Vancouver Island is losing its old-growth forests three times faster than tropical rainforests are disappearing worldwide, according to the Sierra Club of B.C.
The environmental organization said 30 per cent of Vancouver Island’s old-growth forests were logged between 1990 and 2015, based on its own mapping analysis.
Tropical countries saw primary forests decline 10 per cent over the same period, according to the United Nations’ Food and Agriculture Organization.
While the province said the numbers are misleading because reforestation is required by law in B.C., the Sierra Club of B.C. said the value of productive old growth can’t easily be replaced.
The organization and 24 other local and international environmental groups are calling on the next B.C. government to protect productive old-growth stands on Vancouver Island.
“Obviously we are living in a part of the world where we are not faced with economic challenges like many developing countries, so there should be no question remaining about what needs to be done,” said Jens Wieting, forest and climate campaigner for the Sierra Club of B.C.
In order to determine old-growth declines, the Sierra Club of B.C. analyzed forest-cover data and satellite mapping.
Wieting said that an average 9,000 hectares of old-growth forests was logged annually between 2011 and 2015, which equates to about 25 rugby fields per day.
That represents an increase of 12 per cent over the previous four-year period, he said.
About 0.5 per cent of the world’s land is covered by temperate rainforests like those on Vancouver Island, he said, making them a valuable resource globally.
The province called the figures deceptive.

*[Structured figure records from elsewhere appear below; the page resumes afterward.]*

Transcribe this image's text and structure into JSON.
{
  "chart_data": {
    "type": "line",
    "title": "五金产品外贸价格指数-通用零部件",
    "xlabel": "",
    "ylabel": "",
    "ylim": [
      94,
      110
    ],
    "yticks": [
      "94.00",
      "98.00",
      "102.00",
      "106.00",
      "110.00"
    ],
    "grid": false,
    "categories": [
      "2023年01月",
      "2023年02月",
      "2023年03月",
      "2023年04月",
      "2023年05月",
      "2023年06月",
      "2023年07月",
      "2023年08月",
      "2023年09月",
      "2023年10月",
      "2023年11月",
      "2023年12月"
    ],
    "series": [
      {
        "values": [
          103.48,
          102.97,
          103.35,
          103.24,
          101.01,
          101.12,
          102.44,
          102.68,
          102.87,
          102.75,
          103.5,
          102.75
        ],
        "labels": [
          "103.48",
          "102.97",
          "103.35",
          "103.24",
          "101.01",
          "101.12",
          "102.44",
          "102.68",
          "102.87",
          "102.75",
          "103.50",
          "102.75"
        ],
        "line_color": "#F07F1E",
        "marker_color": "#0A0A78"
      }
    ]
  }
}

B.C. loggers are required by law to reforest areas they harvest, while that’s not the case in many tropical rainforests, said Vivian Thomas, a spokeswoman for the Ministry of Forests, Lands and Natural Resources.
A full old-growth logging ban would have a severe negative impact on local employment, the ministry said.
Of the 55 million hectares of public forest land across the province, 25 million are old-growth and four million are protected or under conservation designations, according to figures from last year that the ministry is updating.
“Old-growth forests in British Columbia are not disappearing,” ministry spokesman Greig Bethel said at the time.
On Vancouver Island, there are about 840,000 hectares of old-growth and over half of that will never be logged, Thomas said.
The Sierra Club of B.C. put the figure lower, saying Island old-growth forests were reduced to 748,000 hectares by 2015.
Wieting said the province’s figures take into account only public land, not private.
He also said it’s important to distinguish productive old-growth forests — which are rich in biodiversity and also attractive to loggers — from old-growth areas that are less ecologically valuable and also less likely to be logged, such as those at high altitudes.
Juan Pablo Castro, a climate scientist and spokesman for Colombian environmental organization Sinfonia Tropico, said his organization supports the protection of Vancouver Island old-growth.
“I support the protection of forests worldwide. They serve not only as carbon sinks and as home to rich biodiversity, but they also protect humans from intense climatic effects,” Castro said.
On April 3, a mudslide that killed more than 300 people in Putumayo, Colombia, was made worse because of deforestation, he said.
In 2016, both the Union of B.C. Municipalities and the B.C. Chamber of Commerce passed resolutions in favour of protecting old-growth forests.
Dan Baxter, spokesman for the B.C. Chamber of Commerce, said in June that members took a balanced approach, recognizing that forestry is a foundation of the economy.
“There are certain situations and communities where old-growth forests are viable, long-term economic generators,” he said.
“At the same time, our members do recognize that we need to have certainty and predictability accessing land, so we have a resolution that also passed that looked at ways to ensure that we don’t unduly impact access to timber harvest lands, either.”
The Huu-ay-aht First Nation opposed the UBCM resolution, saying it interfered with the nation’s rights to manage its lands and territories in accordance with traditional practices.